We began the investigation by setting up a stationary IR video camera focused on the monument and surrounding area. Joe conducted sweeps with the K2 meter in order to determine a baseline EMF (Electromagnetic Field) reading. I (Justin) operated a second IR video camera in order to travel the entire grounds.  I also placed a second K2 meter on the monument itself in order to try and witness any EMF fluctuations. Initial sweeps came back at zero EMF throughout the entire location.
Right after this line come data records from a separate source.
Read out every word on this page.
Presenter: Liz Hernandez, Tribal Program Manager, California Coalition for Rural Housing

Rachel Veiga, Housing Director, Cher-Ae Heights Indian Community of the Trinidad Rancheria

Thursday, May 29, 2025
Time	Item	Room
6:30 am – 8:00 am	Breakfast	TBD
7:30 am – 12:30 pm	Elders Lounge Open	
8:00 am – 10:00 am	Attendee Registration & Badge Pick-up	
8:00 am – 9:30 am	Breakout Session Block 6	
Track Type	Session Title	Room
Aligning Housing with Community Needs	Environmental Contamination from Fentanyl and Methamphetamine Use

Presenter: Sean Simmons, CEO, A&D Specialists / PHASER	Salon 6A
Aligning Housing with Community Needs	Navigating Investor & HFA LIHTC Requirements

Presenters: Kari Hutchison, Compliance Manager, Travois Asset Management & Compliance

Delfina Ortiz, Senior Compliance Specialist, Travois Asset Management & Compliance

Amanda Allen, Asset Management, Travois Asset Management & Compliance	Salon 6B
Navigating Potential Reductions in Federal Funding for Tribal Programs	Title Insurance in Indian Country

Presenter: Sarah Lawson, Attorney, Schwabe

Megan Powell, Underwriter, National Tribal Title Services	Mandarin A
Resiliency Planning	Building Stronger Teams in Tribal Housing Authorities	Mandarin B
At one point, Joe and I both briefly heard what sounded like a small airplane engine flying over, however no airplanes were in the area at that time. Due to the fact that the corn field is located close enough to Interstate Hwy 35, and that sound can travel great distance across wide open spaces, we were able to debunk the sound as being a semi truck using its breaking system. It is possible that this is the sound that people are referring to when they claim to hear airplanes in that area when none are around. You can review this footage on the clip labeled, "Plane Debunk". There were also a few times where Joe and I saw what seemed to be unexplained light anomalies in various locations in the corn field behind the monument. However, after further investigation, these light anomalies were simply lightning bugs lighting up between the foliage of the corn stalks. It is a possibility that this situation would explain the strange light anomalies and orbs that people claim to see in the area. At one point we also heard what sounded like footsteps coming through the corn field. This was hard to label as paranormal, due to the fact that the wind was causing the corn stalks to rustle together from time to time. There is also the possibility that an animal could have been making its way through the area at that time, even though none were seen.
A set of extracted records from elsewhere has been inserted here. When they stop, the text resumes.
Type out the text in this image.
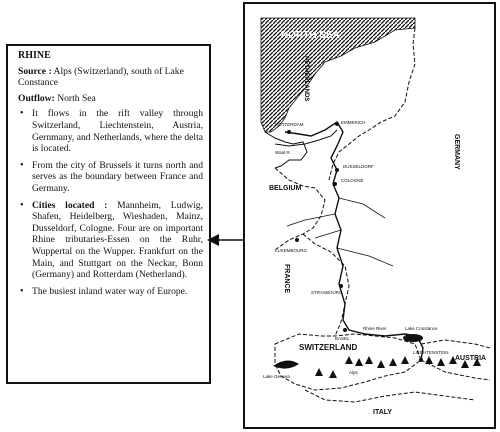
RHINE
Source : Alps (Switzerland), south of Lake Constance
Outflow: North Sea
• It flows in the rift valley through Switzerland, Liechtenstein, Austria, Gernmany, and Netherlands, where the delta is located.
• From the city of Brussels it turns north and serves as the boundary between France and Germany.
• Cities located : Mannheim, Ludwig, Shafen, Heidelberg, Wieshaden, Mainz, Dusseldorf, Cologne. Four are on important Rhine tributaries-Essen on the Ruhr, Wuppertal on the Wupper. Frankfurt on the Main, and Stuttgart on the Neckar, Bonn (Germany) and Rotterdam (Netherland).
• The busiest inland water way of Europe.
NORTH SEA
NETHERLANDS
GERMANY
BELGIUM
FRANCE
SWITZERLAND
AUSTRIA
ITALY
ROTTERDAM
Waal R.
EMMERICH
DUSSELDORF
COLOGNE
LUXEMBOURG
STRASBOURG
BASEL
Rhine River	Lake Constance
LIECHTENSTEIN
Lake Geneva
Alps
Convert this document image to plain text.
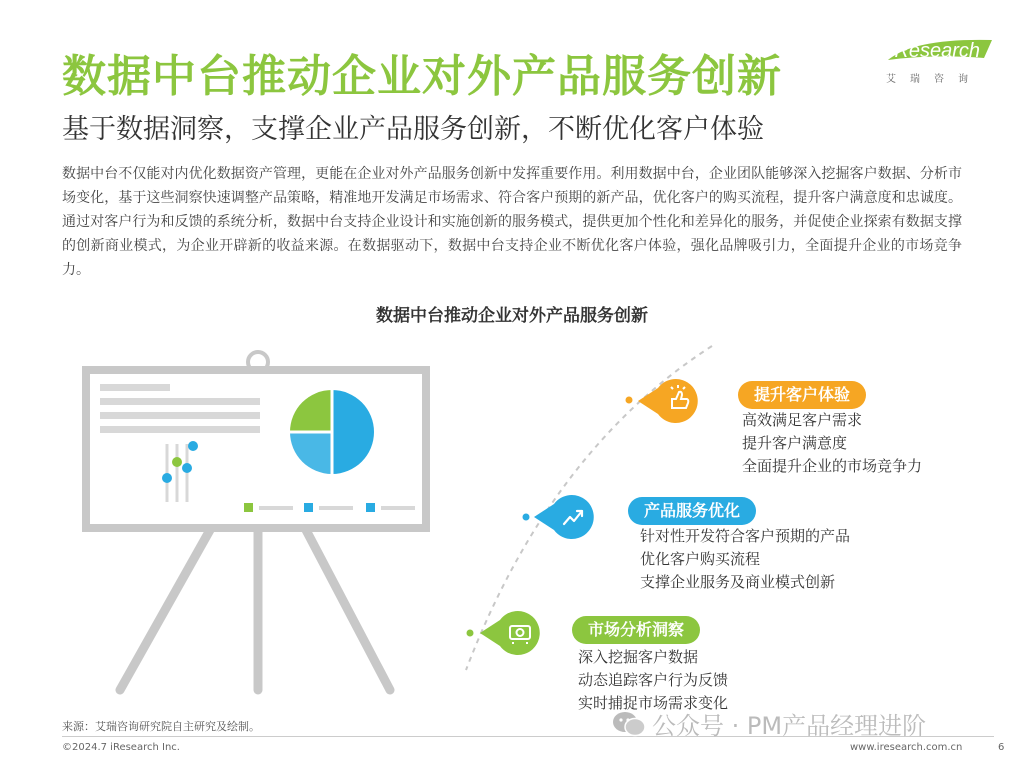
数据中台推动企业对外产品服务创新
基于数据洞察，支撑企业产品服务创新，不断优化客户体验
iResearch
艾瑞咨询
数据中台不仅能对内优化数据资产管理，更能在企业对外产品服务创新中发挥重要作用。利用数据中台，企业团队能够深入挖掘客户数据、分析市场变化，基于这些洞察快速调整产品策略，精准地开发满足市场需求、符合客户预期的新产品，优化客户的购买流程，提升客户满意度和忠诚度。通过对客户行为和反馈的系统分析，数据中台支持企业设计和实施创新的服务模式，提供更加个性化和差异化的服务，并促使企业探索有数据支撑的创新商业模式，为企业开辟新的收益来源。在数据驱动下，数据中台支持企业不断优化客户体验，强化品牌吸引力，全面提升企业的市场竞争力。
数据中台推动企业对外产品服务创新
提升客户体验
高效满足客户需求
提升客户满意度
全面提升企业的市场竞争力
产品服务优化
针对性开发符合客户预期的产品
优化客户购买流程
支撑企业服务及商业模式创新
市场分析洞察
深入挖掘客户数据
动态追踪客户行为反馈
实时捕捉市场需求变化
来源：艾瑞咨询研究院自主研究及绘制。
©2024.7 iResearch Inc.	www.iresearch.com.cn	6
公众号 · PM产品经理进阶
Approximately midway through the investigation, we ended up getting a few interesting hits on the K2 meter. At one point, Joe notices  a significant hit on the K2 that we had placed on the monument. We immediately began asking questions, in hopes of capturing an EVP or disembodied voice. During this time, we captured an EVP  on the IR camera that I was holding, of what sounds like a male moan. We did not hear this noise in real time. You can hear the moan at approximately the five second mark of the clip labeled, "Odd Noise- Moan". Shortly after catching this EVP, I noticed a significant hit on the K2 meter that I was holding. I then asked whatever was out there to go ahead an do it again. A few seconds later, I captured a K2 response on my IR video camera. This was the final time that we received a hit of the K2 for the rest of the investigation. You can view the footage on the clip labeled, "K2 Response".


Conclusion/Thoughts:

This was a tough investigation. Any time you are investigating outdoors and the weather conditions can play a factor, it is hard to verify whether something is legitimately paranormal or not. I do feel that we were able to come up with logical explanations for a few of the claims at the crash site, such as the sound of a small airplane, light anomalies, and possible footsteps. This doesn't discredit all of the experiences that people have had while visiting the crash site, but it does provide possible explanations for some of the oddities. We did experience what seemed to be a direct response on the K2 meter, and captured what is possibly an EVP of a male moaning. However, without further investigation of this location under better weather conditions, I don't feel like the evidence we caught is significant enough to label it as haunted. Hopefully we will get the chance to go back at some point and work to answer more of the questions surrounding this location.